Toward the end of our adventure, we paddled another day to the island of Cres. Here the coastline changed significantly, from rocky bluffs to land covered with vegetation. As we paddled along, we saw several griffon vultures soaring overhead. These large birds nest high on the sea cliffs in the wild. On Cres, they also rest safely at the Cres Eco Center, a rehabilitation facility. Here visitors can see the birds up close and learn more about them. For instance, we learned that the griffon vultures of Cres are the only griffon vultures in the world that roost by the sea.

We also learned that the local population is suffering due to lack of food. Apparently the vultures used to scavenge sheep carcasses, but as farming dwindled the creatures lost their food source. With tourism growing, more tours are frequenting the coast to view these rare birds. Unfortunately some boats get too close and scare young birds into premature flight, which prompts them to fall into the sea and drown. The center is working on rescuing the injured birds and educating the public about how to observe them safely. This is one of the reasons we feel kayaking is the perfect way to explore the coast: You can approach the shore in silence and view the birds without impacting their lives.

Kayaking around the northern islands of Croatia was the perfect blend of adventure, nature, history, and culture.
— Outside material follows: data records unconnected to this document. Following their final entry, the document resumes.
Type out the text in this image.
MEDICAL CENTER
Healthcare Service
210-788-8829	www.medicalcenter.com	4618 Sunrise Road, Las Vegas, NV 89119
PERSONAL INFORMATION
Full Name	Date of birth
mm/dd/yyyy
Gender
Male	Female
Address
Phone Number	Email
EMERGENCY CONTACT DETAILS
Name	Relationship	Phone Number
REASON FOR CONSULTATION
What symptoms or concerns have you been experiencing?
We bonded with our guide, Bafo, over the course of the trip as he told passionate stories about kayaking and his country. The meals were outstanding. The scenery took our breath away. Croatia rivals any other European country for beauty, historic significance, fascinating architecture, and cultural centers. But it’s so much more than that: The nation still has an Old-World feel that is becoming harder and harder to find. If you are looking for beautiful landscapes, delicious food, and time-honored traditions get to Croatia as soon as you can.

Where is the best place you’ve been kayaking?